The Iranian leader's appearance at an interfaith meal, expected Thursday, divides the faith community.
We object: Activists rallied across the street from the United Nations in New York Monday, denouncing Iran's government the day before President Mahmoud Ahmadinejad arrived.
Louis Lanzano/AP
To talk or not to talk. That's the debate roiling diplomats regarding US relations with Iran. Now that debate has spilled, with all its fervor, into the arena of interfaith dialogue.
Religious organizations dedicated to global bridge-building and peacemaking are under fire for cosponsoring an interfaith dinner Thursday evening that includes President Mahmoud Ahmadinejad of Iran. The Iranian leader is in New York to speak at the United Nations.
The religious groups see the event as part of a multifaith collaboration on issues of shared concern.
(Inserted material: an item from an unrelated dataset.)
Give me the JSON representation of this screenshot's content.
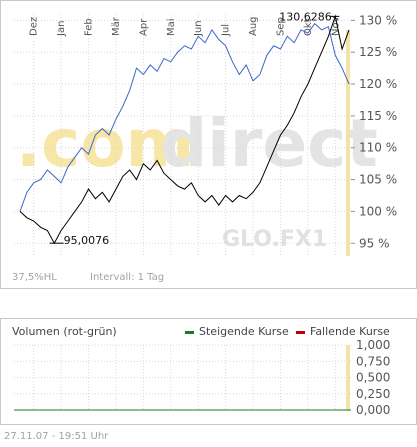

"There's been background work spanning years with the previous reformist president, Mohammad Khatami, which goes on regardless of the vicissitudes of political leadership," says William Vendley, secretary-general of Religions for Peace USA, part of a 30-year-old global body.
Other organizations see the dinner, coming as Iran seems to be thumbing its nose at faiths other than Islam, as giving legitimacy and stature to someone who should be viewed as an international pariah.
Conservative and Jewish groups outraged about the point to Mr. Ahmadinejad's nuclear stonewalling, threats against Israel, and questioning of the Holocaust. Last week, the US Commission on International Religious Freedom (USCIRF), an independent body advising the president and Congress, raised a religious freedom issue.